Characteristics of Recruited Veterans
Characteristics of survey participants are described in. Their mean age was 40 years. A total of 81% (474/587) were male, and 81% (477/587) were white and non-Hispanic. In addition to serving during the Iraq and Afghanistan era, many also served during prior eras, particularly the Gulf War era (213/587, 36%). The majority (426/587, 73%) had been deployed in support of OEF-OIF. In this sample, the majority (326/587, 56%) were in the Army, as compared with approximately 36% among active-duty military personnel [ ].

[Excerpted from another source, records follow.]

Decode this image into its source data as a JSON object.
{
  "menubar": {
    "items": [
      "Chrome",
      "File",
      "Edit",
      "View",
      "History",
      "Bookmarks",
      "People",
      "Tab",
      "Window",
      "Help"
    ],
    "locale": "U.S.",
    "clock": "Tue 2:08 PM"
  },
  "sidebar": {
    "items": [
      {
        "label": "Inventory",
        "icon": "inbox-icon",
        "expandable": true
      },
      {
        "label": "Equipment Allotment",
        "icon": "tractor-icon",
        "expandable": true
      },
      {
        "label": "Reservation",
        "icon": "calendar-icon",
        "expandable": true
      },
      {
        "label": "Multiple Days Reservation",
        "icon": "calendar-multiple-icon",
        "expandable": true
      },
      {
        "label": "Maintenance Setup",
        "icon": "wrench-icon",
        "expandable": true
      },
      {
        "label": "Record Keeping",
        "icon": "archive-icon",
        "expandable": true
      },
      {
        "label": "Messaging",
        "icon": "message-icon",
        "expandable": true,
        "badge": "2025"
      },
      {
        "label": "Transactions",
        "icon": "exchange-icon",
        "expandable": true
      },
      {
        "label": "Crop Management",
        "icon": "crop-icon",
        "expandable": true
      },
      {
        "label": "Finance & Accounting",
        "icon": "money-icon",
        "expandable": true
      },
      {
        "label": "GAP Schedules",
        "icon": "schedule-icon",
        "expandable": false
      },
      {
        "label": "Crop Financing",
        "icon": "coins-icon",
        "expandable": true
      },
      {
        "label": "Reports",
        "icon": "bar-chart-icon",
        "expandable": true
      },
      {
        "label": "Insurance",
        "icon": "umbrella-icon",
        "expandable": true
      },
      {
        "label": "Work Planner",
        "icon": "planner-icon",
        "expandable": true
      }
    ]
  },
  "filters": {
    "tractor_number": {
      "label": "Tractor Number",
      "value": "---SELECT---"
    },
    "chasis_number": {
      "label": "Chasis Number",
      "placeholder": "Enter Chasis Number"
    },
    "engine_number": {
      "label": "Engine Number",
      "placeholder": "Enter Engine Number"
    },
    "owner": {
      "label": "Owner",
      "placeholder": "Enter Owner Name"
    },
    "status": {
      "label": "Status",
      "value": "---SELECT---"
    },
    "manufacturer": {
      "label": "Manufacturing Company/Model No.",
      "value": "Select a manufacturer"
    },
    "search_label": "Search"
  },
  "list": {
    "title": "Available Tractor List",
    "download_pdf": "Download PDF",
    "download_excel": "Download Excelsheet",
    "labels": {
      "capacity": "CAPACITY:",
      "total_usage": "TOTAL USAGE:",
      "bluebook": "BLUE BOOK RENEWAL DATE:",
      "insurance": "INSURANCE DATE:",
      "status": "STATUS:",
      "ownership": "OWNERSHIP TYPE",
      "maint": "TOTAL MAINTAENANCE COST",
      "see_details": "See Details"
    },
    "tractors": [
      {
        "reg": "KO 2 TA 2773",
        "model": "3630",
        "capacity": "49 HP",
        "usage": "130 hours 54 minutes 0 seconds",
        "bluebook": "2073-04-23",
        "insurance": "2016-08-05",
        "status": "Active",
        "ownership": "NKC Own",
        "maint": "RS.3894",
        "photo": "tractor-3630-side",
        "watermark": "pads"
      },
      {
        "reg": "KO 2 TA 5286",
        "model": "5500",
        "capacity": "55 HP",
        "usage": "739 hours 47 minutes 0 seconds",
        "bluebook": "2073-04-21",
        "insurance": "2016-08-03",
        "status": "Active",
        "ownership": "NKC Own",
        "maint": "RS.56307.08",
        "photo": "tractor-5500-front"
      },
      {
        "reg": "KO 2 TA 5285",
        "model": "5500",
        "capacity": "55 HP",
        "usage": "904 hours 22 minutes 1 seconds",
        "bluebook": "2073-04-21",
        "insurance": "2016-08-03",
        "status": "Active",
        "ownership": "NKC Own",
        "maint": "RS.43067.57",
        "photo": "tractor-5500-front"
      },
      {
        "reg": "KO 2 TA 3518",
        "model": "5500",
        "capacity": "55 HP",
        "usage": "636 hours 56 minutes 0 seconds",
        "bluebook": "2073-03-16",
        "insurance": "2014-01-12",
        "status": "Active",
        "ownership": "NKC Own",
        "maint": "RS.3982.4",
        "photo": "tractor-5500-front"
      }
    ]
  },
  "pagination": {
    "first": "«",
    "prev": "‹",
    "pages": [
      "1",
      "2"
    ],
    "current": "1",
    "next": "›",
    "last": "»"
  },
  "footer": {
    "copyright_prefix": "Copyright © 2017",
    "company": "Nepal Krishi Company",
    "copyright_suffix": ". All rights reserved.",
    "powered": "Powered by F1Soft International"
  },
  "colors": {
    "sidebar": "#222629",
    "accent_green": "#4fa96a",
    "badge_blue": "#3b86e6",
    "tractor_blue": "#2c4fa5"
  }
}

With regards to VA enrollment, 33% of participants (193/587) had not enrolled in VA health services and 55% (322/587) had not used VA care in the prior year. Positive screens for current mental health problems were common: PTSD (266/585, 45%), problematic drinking (243/584, 42%), and major depression (164/586, 28%). Twenty-three percent (132/585) indicated current suicidality. Of the participants not enrolled in VA health services, 21% (40/193) reported current suicidality.
Associations Between Advertisement Characteristics and Demographic Characteristics
Gender of respondents varied by ad text, (χ24 (N=583)=10.7, P=.03), with sharing and empowerment messages having a higher proportion of women. Age varied by text (F(2, 585)=11.84, P<.01) and image (F(2, 585)=10.09, P<.01), with the soldiers marching image and incentive text attracting the youngest respondents and the survey-taking image and altruism and social norms headlines attracting the oldest. Service era varied correspondingly, with the soldiers marching image (χ22 (N=585)=9.90, P<.01) and incentive text (χ24, N=585)=22.03, P<.01) attracting a higher proportion of respondents who had only served during the OEF-OIF era. Race, ethnicity, education, military branch, and deployment to Iraq or Afghanistan did not vary significantly by ad text or image.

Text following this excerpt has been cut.